Nearly two years after paying $750,000 to acquire the former Seidler's Oil Service site at North 28th Street in the Warwood section of Wheeling, GreenHunter officials are optimistic they will now be able to make the frack water recycling center a reality at a cost of $1.5 million to $3 million.

"The U.S. Coast Guard approval is a significant win for both GreenHunter Resources and our valued clients," said Kirk Trosclair, chief operating officer for GreenHunter Resources, parent firm of GreenHunter Water. "Our ability to transport disposal volumes via barge will significantly reduce our costs, improve our margins and allow us to pass along savings to our clients."

The Wheeling Planning Commission approved "Phase 1" of GreenHunter's plan to build the frack water recycling plant in Warwood. Site plans at the time showed the company planned to build 23 separate 1,000-barrel tanks on the 2.35-acre site, some of which would hold clean rainwater, while others would contain reusable frack water, drilling waste fluid, or flowback water.

However, the planning commission did not approve "Phase 2" of the project, which would allow GreenHunter to load Ohio River barges with fracking waste at Warwood so the material could be shipped southward for disposal in deep injection wells in the Marietta, Ohio area.

"Without the barging, this facility does not make any sense," GreenHunter Water Vice President of Business Development John Jack said during a January 2014 meeting with city and county leaders. "I won't start this facility until I get approval by the U.S. Coast Guard."

Jack did not immediately return calls seeking comment Tuesday. However, Trosclair emphasized the growing need for such a facility that would reduce the amount of truck traffic on roadways across the Marcellus and Utica shale fields. He said that for every 10,000 barrels of frack waste transported by barge, the company would be able to reduce the time trucks spend hauling the material by 600 hours.

"Demand for services at GreenHunter Resources remains strong," Trosclair said. "While the increase in demand for services is an important component of our success, the improvement of increasing efficiencies at GreenHunter Resources is equally important."

GreenHunter's new dilemma may be finding a barging terminal local leaders will allow the company to use. Wheeling leaders maintain the firm does not have permission to use the barging infrastructure at Warwood because they said the area alongside the Wheeling Heritage Trail is zoned for "residential" use.
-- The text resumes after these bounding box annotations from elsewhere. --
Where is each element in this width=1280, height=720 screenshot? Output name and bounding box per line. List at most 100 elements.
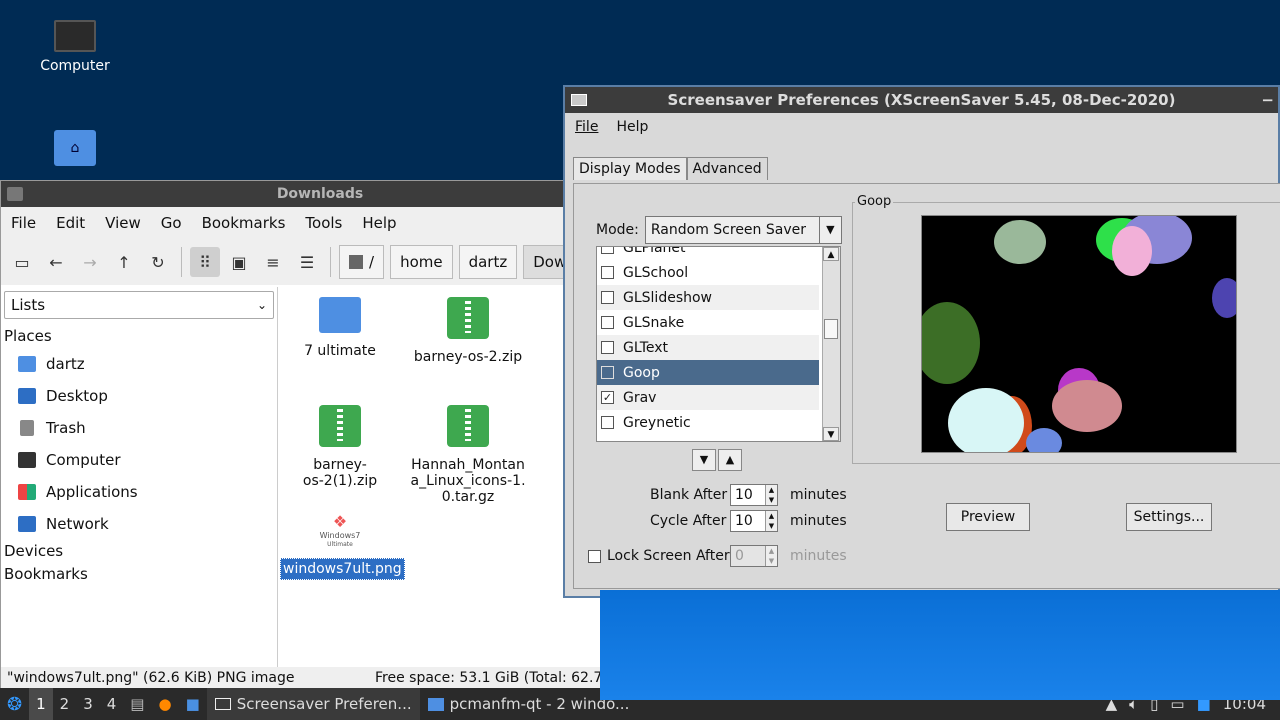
list-item-selected[interactable]: Goop	[597, 360, 819, 385]
checkbox[interactable]	[601, 247, 614, 254]
settings-button[interactable]: Settings...	[1126, 503, 1212, 531]
file-item[interactable]: Hannah_Montan a_Linux_icons-1. 0.tar.gz	[408, 405, 528, 505]
sidebar-item-applications[interactable]: Applications	[1, 476, 277, 508]
forward-icon[interactable]: →	[75, 247, 105, 277]
ss-menu-help[interactable]: Help	[608, 119, 656, 135]
list-scrollbar[interactable]: ▲ ▼	[822, 247, 840, 441]
checkbox[interactable]	[601, 316, 614, 329]
back-icon[interactable]: ←	[41, 247, 71, 277]
file-item-selected[interactable]: ❖ Windows7 Ultimate windows7ult.png	[280, 513, 405, 580]
move-down-button[interactable]: ▼	[692, 449, 716, 471]
menu-tools[interactable]: Tools	[295, 214, 352, 232]
preview-button[interactable]: Preview	[946, 503, 1030, 531]
start-menu-icon[interactable]: ❂	[0, 694, 29, 715]
ss-tabs: Display Modes Advanced	[573, 157, 768, 180]
firefox-icon[interactable]: ●	[151, 695, 178, 713]
show-desktop-icon[interactable]: ■	[179, 695, 207, 713]
blank-after-label: Blank After	[650, 487, 728, 503]
compact-view-icon[interactable]: ≡	[258, 247, 288, 277]
devices-header[interactable]: Devices	[1, 540, 277, 563]
volume-icon[interactable]: 🔈︎	[1129, 695, 1138, 713]
breadcrumb-root-label: /	[369, 253, 375, 271]
sidebar-item-network[interactable]: Network	[1, 508, 277, 540]
blank-after-spinner[interactable]: 10 ▲ ▼	[730, 484, 778, 506]
task-screensaver[interactable]: Screensaver Preferen...	[206, 688, 420, 720]
file-manager-launcher-icon[interactable]: ▤	[123, 695, 151, 713]
desktop-icon-computer[interactable]: Computer	[25, 20, 125, 74]
list-item[interactable]: GLPlanet	[597, 247, 819, 260]
tab-advanced[interactable]: Advanced	[686, 157, 768, 180]
list-item[interactable]: GLSchool	[597, 260, 819, 285]
checkbox[interactable]	[601, 266, 614, 279]
sidebar-item-desktop[interactable]: Desktop	[1, 380, 277, 412]
menu-view[interactable]: View	[95, 214, 151, 232]
scroll-thumb[interactable]	[824, 319, 838, 339]
menu-help[interactable]: Help	[352, 214, 406, 232]
display-icon[interactable]: ▭	[1170, 695, 1184, 713]
cycle-after-spinner[interactable]: 10 ▲ ▼	[730, 510, 778, 532]
list-item[interactable]: GLSlideshow	[597, 285, 819, 310]
update-icon[interactable]: ■	[1197, 695, 1211, 713]
thumbnail-view-icon[interactable]: ▣	[224, 247, 254, 277]
sidebar-item-computer[interactable]: Computer	[1, 444, 277, 476]
workspace-4[interactable]: 4	[100, 695, 124, 713]
breadcrumb-root[interactable]: /	[339, 245, 385, 279]
bookmarks-header[interactable]: Bookmarks	[1, 563, 277, 586]
sidebar-item-label: Applications	[46, 483, 138, 501]
checkbox[interactable]	[601, 341, 614, 354]
checkbox[interactable]	[601, 366, 614, 379]
workspace-1[interactable]: 1	[29, 688, 53, 720]
scroll-down-icon[interactable]: ▼	[823, 427, 839, 441]
monitor-icon	[54, 20, 96, 52]
scroll-up-icon[interactable]: ▲	[823, 247, 839, 261]
file-item[interactable]: barney- os-2(1).zip	[280, 405, 400, 489]
lock-screen-spinner[interactable]: 0 ▲ ▼	[730, 545, 778, 567]
file-item[interactable]: barney-os-2.zip	[408, 297, 528, 365]
checkbox[interactable]	[601, 416, 614, 429]
fm-titlebar[interactable]: Downloads	[1, 181, 639, 207]
mode-select[interactable]: Random Screen Saver ▼	[644, 216, 842, 244]
list-item[interactable]: GLSnake	[597, 310, 819, 335]
sidebar-item-trash[interactable]: Trash	[1, 412, 277, 444]
detail-view-icon[interactable]: ☰	[292, 247, 322, 277]
menu-go[interactable]: Go	[151, 214, 192, 232]
file-item-label-line: barney-	[313, 457, 367, 473]
menu-bookmarks[interactable]: Bookmarks	[192, 214, 296, 232]
move-up-button[interactable]: ▲	[718, 449, 742, 471]
minimize-icon[interactable]: −	[1261, 87, 1274, 113]
checkbox-checked[interactable]: ✓	[601, 391, 614, 404]
ss-titlebar[interactable]: Screensaver Preferences (XScreenSaver 5.…	[565, 87, 1278, 113]
file-item[interactable]: 7 ultimate	[280, 297, 400, 359]
list-item[interactable]: ✓ Grav	[597, 385, 819, 410]
spinner-arrows-icon[interactable]: ▲ ▼	[765, 511, 777, 531]
workspace-3[interactable]: 3	[76, 695, 100, 713]
places-header[interactable]: Places	[1, 325, 277, 348]
file-manager-window: Downloads File Edit View Go Bookmarks To…	[0, 180, 640, 690]
reload-icon[interactable]: ↻	[143, 247, 173, 277]
clipboard-icon[interactable]: ▯	[1150, 695, 1158, 713]
side-pane-mode-select[interactable]: Lists ⌄	[4, 291, 274, 319]
file-item-label: barney-os-2.zip	[413, 349, 523, 365]
tray-arrow-icon[interactable]: ▲	[1106, 695, 1118, 713]
list-item[interactable]: GLText	[597, 335, 819, 360]
new-tab-icon[interactable]: ▭	[7, 247, 37, 277]
breadcrumb-home[interactable]: home	[390, 245, 453, 279]
desktop-icon-home[interactable]: ⌂	[25, 130, 125, 172]
list-item[interactable]: Greynetic	[597, 410, 819, 435]
menu-file[interactable]: File	[1, 214, 46, 232]
tab-display-modes[interactable]: Display Modes	[573, 157, 687, 180]
workspace-2[interactable]: 2	[53, 695, 77, 713]
breadcrumb-dartz[interactable]: dartz	[458, 245, 518, 279]
icon-view-icon[interactable]: ⠿	[190, 247, 220, 277]
menu-edit[interactable]: Edit	[46, 214, 95, 232]
sidebar-item-dartz[interactable]: dartz	[1, 348, 277, 380]
checkbox[interactable]	[601, 291, 614, 304]
up-icon[interactable]: ↑	[109, 247, 139, 277]
spinner-arrows-icon[interactable]: ▲ ▼	[765, 546, 777, 566]
ss-menu-file[interactable]: File	[567, 119, 606, 135]
list-item-label: GLSlideshow	[623, 289, 712, 306]
spinner-arrows-icon[interactable]: ▲ ▼	[765, 485, 777, 505]
task-pcmanfm[interactable]: pcmanfm-qt - 2 windo...	[420, 688, 638, 720]
lock-screen-checkbox[interactable]	[588, 550, 601, 563]
clock[interactable]: 10:04	[1223, 695, 1266, 713]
"I have not heard from them since that meeting last year," Tom Connelly, assistant director of the Wheeling Economic and Community Development Department, said Tuesday of the January 2014 session. "They may be contacting us now to see what their next steps are."

Connelly said the shoreline area in which the barging area is located is not even owned by GreenHunter, in addition to being zoned for residential use.

"They would have to somehow get that property zoned industrial. Maybe they will pursue it now," Connelly added.

However, Jack has disputed that GreenHunter cannot use the barging area, as he said the company has "utility easement" that allows it to pump material from the main site to the barging area. According to the company's deed, GreenHunter has a right of way to "run certain pipelines, wirelines and cable crossings beneath the old railroad ..." Connelly, however, maintains this easement is long expired.

If GreenHunter proceeds at Wheeling, Jack said the company would test the pipe leading to the barging area to determine if it could be used, but would simply replace it if needed. Jack said approximately 30 trucks, each carrying about 100 barrels of brine water from local fracking operations, would arrive at the site each day if it is ever up and running.